On Dec. 29, 2022, Congress passed the 2023 omnibus spending bill which contains a two-year extension of the telehealth accommodation for high-deductible health plans (HDHPs). This means that telehealth services can be provided prior to the deductible of HDHPs being met without sacrificing eligibility for health savings accounts (HSAs). While this is welcome news, it should be noted that non-calendar year plans may experience a gap with regards to the availability of the flexibility, similar to what we saw in 2022 for calendar year plans.
Key Takeaways of Telehealth Interaction with HSAs
Pre-2020, telehealth services offered before deductible jeopardized eligibility for HSAs.
Due to COVID-19, by Congressional act, this rule was disregarded from Jan. 1, 2020 through the last day of the plan year beginning in 2021 (e.g., Dec. 31, 2021 for calendar year plans).
In March of 2022, Congress extended this accommodation, however, only from April 1, 2022 through Dec. 31, 2022 (leaving a gap from Jan. 1, 2022 to March 31, 2022 for calendar year plans).
This past December, Congress again extended this relief; however, instead of beginning on Jan. 1, 2023, it takes effect for plan years beginning after Dec.31, 2022 (leaving a gap for non-calendar year plans from Jan. 1, 2023 until whenever the plan year begins).
Non-calendar year plans will want to keep this in mind when considering offering telehealth services in conjunction with HSAs, although individuals eligible for HSAs as of Dec. 1 can fully fund their HSAs for the entire year if they remain eligible for the following 13 months.

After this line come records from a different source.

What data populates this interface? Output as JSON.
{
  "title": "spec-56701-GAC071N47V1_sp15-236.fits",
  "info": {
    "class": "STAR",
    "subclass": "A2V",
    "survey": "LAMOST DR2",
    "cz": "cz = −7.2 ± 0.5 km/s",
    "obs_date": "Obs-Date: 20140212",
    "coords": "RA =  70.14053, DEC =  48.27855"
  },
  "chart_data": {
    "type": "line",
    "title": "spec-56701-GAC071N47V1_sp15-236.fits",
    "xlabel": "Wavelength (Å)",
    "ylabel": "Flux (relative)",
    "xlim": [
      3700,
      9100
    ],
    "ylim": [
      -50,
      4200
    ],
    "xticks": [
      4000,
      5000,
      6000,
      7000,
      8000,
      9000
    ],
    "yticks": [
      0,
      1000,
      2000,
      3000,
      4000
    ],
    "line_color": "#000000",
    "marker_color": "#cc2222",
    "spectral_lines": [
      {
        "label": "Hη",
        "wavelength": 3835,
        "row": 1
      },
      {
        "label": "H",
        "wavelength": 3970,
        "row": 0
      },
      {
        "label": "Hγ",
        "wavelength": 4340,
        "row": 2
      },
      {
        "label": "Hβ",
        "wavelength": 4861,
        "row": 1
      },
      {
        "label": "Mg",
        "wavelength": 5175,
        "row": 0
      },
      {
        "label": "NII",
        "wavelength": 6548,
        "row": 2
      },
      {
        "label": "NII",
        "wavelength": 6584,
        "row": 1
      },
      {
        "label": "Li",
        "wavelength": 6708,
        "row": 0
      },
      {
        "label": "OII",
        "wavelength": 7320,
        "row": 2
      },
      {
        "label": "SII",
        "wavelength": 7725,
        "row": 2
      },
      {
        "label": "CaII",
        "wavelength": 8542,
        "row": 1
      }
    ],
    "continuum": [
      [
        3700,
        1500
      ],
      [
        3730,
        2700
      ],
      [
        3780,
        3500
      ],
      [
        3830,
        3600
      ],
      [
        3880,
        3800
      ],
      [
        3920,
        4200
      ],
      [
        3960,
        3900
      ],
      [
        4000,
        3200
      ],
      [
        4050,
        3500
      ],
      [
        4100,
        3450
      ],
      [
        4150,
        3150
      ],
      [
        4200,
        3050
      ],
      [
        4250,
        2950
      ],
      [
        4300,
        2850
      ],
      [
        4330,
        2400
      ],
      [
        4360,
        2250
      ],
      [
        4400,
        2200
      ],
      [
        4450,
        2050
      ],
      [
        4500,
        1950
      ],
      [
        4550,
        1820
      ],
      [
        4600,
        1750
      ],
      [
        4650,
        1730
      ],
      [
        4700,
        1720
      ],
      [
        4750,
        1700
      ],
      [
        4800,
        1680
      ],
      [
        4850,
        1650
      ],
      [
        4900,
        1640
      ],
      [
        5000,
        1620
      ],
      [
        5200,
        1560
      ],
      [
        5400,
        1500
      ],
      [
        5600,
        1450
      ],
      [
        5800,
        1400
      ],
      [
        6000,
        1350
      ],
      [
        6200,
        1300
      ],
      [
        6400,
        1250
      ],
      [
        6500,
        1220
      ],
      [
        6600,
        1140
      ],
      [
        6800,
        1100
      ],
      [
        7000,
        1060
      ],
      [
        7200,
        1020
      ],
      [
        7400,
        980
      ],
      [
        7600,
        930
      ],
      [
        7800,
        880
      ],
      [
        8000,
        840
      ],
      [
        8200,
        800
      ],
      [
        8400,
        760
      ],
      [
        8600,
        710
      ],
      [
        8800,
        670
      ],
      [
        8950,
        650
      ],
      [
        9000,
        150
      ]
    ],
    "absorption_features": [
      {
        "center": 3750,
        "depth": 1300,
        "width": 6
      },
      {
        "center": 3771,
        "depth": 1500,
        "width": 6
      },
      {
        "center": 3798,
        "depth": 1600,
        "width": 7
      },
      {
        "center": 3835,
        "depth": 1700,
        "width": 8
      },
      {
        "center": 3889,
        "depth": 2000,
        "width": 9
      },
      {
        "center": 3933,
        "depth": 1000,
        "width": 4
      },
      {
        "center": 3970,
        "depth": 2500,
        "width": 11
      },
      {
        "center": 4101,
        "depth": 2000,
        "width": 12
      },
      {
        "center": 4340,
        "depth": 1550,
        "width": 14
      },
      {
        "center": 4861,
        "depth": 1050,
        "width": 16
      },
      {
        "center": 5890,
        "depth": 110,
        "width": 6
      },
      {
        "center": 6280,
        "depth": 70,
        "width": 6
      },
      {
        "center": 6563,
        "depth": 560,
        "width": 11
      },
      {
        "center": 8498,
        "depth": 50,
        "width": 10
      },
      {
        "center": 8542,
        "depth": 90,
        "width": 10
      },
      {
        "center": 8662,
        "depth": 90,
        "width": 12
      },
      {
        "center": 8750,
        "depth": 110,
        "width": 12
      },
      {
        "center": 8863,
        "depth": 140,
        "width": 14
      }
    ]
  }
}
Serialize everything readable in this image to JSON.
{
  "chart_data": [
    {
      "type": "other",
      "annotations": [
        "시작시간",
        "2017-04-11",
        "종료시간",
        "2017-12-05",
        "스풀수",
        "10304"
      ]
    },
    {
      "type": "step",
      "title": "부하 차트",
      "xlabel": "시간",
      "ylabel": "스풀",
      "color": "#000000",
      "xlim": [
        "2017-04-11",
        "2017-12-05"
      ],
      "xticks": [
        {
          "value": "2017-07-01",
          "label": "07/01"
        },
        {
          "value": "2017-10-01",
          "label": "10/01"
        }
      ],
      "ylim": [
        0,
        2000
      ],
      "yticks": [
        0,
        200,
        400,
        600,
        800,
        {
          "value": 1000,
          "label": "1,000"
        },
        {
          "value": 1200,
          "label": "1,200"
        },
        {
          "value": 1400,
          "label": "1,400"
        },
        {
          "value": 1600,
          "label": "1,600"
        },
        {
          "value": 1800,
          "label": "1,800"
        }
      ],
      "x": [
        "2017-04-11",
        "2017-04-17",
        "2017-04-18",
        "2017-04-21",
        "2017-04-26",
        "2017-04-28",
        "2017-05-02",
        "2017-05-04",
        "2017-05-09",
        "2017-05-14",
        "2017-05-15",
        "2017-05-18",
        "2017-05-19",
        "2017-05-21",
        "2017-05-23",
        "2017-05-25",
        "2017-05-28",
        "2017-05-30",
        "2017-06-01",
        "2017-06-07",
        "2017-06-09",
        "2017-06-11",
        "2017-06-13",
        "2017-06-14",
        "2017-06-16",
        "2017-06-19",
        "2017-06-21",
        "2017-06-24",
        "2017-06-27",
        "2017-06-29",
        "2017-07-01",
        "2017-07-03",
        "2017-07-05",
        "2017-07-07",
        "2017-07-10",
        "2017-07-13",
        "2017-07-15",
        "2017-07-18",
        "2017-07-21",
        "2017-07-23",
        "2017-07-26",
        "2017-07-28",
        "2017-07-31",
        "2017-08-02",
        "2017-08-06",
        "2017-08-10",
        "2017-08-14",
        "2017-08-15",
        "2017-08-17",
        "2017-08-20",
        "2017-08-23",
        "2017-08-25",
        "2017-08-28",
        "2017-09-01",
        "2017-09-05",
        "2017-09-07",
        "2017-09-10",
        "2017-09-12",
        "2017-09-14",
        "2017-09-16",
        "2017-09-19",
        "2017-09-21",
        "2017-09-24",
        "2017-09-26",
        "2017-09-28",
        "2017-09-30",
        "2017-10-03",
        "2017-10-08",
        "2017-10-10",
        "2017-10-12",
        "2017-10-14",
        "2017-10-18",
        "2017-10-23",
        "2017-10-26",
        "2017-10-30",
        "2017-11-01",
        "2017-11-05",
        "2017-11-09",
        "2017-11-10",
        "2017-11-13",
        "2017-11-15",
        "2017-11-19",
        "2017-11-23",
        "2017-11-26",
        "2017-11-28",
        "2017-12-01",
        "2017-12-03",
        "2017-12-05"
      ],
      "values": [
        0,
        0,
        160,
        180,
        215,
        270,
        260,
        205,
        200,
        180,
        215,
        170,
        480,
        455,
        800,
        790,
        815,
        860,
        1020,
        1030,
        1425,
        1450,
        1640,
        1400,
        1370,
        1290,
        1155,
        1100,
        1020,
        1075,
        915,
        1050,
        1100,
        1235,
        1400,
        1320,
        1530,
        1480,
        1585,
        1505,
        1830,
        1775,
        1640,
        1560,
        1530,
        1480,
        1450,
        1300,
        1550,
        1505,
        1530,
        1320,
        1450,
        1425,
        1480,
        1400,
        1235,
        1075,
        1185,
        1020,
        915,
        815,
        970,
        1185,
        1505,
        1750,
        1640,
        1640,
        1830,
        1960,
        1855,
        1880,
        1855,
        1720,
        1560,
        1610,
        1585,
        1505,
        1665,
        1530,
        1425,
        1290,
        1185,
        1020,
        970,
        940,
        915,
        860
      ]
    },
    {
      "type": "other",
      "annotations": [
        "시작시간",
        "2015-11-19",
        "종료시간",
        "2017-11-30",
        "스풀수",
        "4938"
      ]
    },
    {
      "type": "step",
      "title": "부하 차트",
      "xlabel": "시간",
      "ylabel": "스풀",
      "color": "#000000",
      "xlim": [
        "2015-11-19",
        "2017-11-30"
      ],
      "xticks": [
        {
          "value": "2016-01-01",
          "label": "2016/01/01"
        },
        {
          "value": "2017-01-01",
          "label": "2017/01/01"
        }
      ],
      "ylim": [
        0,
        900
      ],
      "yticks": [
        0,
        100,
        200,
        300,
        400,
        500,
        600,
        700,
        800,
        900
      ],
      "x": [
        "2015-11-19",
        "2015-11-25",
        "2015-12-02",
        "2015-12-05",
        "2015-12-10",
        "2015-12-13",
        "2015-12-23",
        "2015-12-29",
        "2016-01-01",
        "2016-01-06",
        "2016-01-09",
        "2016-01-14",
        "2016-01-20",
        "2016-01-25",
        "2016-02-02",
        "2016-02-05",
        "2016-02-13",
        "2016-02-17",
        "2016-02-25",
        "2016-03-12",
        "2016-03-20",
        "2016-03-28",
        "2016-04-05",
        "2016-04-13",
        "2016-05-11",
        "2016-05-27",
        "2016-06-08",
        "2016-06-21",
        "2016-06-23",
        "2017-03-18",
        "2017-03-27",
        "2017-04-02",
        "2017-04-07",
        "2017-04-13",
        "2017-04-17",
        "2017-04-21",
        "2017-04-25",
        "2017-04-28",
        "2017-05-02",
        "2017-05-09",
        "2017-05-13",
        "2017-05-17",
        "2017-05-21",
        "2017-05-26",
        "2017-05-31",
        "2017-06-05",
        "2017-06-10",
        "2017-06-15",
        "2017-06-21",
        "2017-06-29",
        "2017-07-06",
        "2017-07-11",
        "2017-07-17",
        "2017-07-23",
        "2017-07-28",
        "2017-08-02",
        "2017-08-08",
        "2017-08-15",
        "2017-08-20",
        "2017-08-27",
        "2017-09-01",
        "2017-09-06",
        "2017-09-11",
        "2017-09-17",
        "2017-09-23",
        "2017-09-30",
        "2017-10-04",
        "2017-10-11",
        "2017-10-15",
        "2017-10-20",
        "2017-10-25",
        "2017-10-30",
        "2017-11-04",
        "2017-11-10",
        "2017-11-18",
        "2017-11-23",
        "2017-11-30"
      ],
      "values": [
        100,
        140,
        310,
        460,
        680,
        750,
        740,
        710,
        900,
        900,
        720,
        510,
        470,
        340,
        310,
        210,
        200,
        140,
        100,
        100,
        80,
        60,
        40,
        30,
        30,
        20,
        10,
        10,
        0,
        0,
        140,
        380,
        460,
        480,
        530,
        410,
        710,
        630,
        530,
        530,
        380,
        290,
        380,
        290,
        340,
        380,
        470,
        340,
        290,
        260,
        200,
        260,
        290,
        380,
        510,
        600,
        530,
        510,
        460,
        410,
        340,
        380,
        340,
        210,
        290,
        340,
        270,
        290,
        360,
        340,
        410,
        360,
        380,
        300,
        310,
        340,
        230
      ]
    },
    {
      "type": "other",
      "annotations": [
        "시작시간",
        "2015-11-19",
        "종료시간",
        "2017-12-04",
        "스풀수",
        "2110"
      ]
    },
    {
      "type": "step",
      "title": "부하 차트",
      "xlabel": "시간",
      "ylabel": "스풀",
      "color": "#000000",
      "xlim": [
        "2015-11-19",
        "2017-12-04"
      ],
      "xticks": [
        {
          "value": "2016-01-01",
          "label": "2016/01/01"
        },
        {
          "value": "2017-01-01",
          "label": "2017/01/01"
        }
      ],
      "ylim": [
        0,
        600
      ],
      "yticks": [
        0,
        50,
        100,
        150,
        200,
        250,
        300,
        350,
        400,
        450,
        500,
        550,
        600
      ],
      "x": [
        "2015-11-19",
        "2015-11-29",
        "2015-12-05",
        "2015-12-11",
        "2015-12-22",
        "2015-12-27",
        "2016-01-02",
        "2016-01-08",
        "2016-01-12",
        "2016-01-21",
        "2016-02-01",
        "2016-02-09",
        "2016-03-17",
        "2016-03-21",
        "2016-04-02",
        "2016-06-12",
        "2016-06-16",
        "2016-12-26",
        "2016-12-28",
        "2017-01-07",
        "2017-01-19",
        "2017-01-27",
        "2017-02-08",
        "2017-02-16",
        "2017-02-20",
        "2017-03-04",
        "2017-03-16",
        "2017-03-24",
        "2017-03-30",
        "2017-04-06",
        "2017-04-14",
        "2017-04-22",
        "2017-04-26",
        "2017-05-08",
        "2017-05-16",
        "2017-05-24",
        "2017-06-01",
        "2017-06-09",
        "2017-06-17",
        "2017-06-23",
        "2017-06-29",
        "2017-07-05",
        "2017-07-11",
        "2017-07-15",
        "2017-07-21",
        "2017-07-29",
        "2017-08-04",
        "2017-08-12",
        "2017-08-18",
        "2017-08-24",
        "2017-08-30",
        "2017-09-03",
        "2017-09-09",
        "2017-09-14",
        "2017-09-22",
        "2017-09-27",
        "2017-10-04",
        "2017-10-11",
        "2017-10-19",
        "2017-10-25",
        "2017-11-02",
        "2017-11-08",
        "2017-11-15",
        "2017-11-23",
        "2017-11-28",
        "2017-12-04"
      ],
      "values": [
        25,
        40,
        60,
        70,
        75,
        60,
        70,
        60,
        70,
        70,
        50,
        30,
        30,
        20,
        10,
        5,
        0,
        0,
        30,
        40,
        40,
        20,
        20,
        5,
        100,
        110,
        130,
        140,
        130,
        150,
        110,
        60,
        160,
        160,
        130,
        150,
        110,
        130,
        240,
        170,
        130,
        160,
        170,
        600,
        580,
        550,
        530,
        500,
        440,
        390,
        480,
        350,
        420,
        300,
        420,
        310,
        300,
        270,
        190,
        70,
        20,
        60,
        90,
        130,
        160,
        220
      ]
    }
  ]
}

Due to the pandemic, the Coronavirus Aid Relief and Economic Security (CARES) Act (2020) provided an accommodation for HDHPs to cover telehealth visits without meeting the deductible from Jan. 1, 2020 through the last day of the plan year beginning in 2021 (Dec. 31, 2021 for calendar year plans). Congress later extended the ability of HSA compatible HDHPs to pay for telehealth visits prior to the deductible being met without disqualifying individuals from making HSA contributions for the specific time period of April 1, 2022 to Dec. 31, 2022, (see our previous alert (opens a new window)). This prior extension left a gap for calendar year plans from Jan. 1, 2022 to March 31, 2022.
Congress has once again extended this relief for plan years beginning after Dec. 31, 2022 and before Jan. 1, 2025, which in turn leaves a potential gap for non-calendar year plans from Jan.1, 2023 until the beginning of the plan year in 2023. For example, an HDHP with a plan year beginning June 1st would not qualify for relief allowing reduced or no-cost telehealth services prior to the deductible being met for the period from Jan. 1, 2023 until May 31, 2023 So while most non-calendar year plans did not experience a gap at the beginning of 2022, they will have a gap in 2023.
Lockton comment: For members who made contributions in the gap months when they should not have (Jan. 1 - May 31 in the example above) but are otherwise HSA-eligible on Dec. 1, there’s a quirky rule that arguably comes to the rescue. As explained in a previous alert (opens a new window), under this rule (called the “Dec. 1 rule”), if an HDHP enrollee is HSA-eligible on Dec. 1, the enrollee is deemed to have been HSA eligible for the entire calendar year as long as the enrollee remains HSA-eligible during the following 13 months. This rule arguably, at least as a practical matter, solves the “gap problem” for those HDHP enrollees under a non-calendar year plan who can take advantage of it.
The ability of HDHPs to cover telehealth services prior to meeting the deductible is optional and employers may decide to apply this flexibility to their medical plans or require a deductible.